U.S. Shares Fall as Credit-Card Woes Offset Technology GainsBy
U.S. stocks slipped, with the S&P 500 Index trimming its weekly advance, as losses in credit-card providers offset gains in technology companies that were sparked following better-than-expected results from Amazon.com Inc. and Google parent Alphabet Inc.
The S&P 500 fell 0.2 percent at 4 p.m. in New York while the Dow Jones Industrial Average lost a similar amount, led by Intel Corp. Small-cap shares saw the worst of selling as the Russell 2000 Index sank 1.2 percent.
Despite the losses, all three benchmarks have advanced at least 1.5 percent this week, hitting or approaching record highs, as the first round of the French election eased risk that the European Union might unravel and the Trump administration released its guidelines for tax cuts.
- Since earnings season began, 81 percent of S&P 500 companies have exceeded profit estimates and 65 percent beat on sales, data compiled by Bloomberg show.
- Synchrony Financial tumbled the most in the S&P 500 today, sinking 16 percent, after the issuer of private-label credit cards set aside more money for soured loans in the first quarter than analysts expected.
- Capital One Financial Corp. and Discover Financial Services also dropped after a surge in soured credit-card loans hurt profit at the two lenders.
- Alphabet gained 3.7 percent to a record after beating analysts’ sales projections in the first quarter, ending a four-year streak of missing Wall Street estimates after the holidays.
- Amazon advanced 0.7 percent, also to a record, after it showed no signs of slowing an unbroken 20-year streak of double-digit revenue growth.

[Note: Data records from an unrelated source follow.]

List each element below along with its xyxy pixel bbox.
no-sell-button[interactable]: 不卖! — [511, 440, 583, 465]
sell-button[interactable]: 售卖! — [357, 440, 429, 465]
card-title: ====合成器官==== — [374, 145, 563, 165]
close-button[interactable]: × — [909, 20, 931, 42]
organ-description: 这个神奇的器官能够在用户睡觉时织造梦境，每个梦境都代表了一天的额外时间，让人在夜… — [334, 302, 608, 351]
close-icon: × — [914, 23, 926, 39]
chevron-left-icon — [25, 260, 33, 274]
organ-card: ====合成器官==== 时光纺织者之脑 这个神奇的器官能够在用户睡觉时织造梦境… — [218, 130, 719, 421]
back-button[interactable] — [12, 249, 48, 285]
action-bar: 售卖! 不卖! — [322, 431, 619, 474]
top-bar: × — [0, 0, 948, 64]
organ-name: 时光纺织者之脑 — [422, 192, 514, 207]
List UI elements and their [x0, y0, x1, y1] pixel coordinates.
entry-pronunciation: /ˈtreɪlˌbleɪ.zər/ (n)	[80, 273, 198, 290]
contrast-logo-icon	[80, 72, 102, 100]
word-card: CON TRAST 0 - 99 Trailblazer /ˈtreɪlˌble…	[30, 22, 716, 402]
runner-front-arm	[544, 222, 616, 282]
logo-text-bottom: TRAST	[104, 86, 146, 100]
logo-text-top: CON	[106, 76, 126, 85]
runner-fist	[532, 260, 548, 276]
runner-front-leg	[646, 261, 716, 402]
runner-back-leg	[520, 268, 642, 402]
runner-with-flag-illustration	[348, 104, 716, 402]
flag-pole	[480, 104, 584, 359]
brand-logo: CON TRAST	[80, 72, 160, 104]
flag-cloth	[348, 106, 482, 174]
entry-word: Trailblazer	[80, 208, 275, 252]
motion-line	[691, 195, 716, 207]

- The Philadelphia Semiconductor Index fell 1.7 percent, paced by Intel, which lost 3.4 percent after revenue at its data-center business fell short of estimates.
- Starbucks Corp. slid 2 percent after reporting slower sales growth than analysts projected.
- The U.S. economy expanded at an annualized rate of 0.7 percent in the first quarter, the slowest pace in three years, as weak auto sales and lower home-heating bills dragged down consumer spending.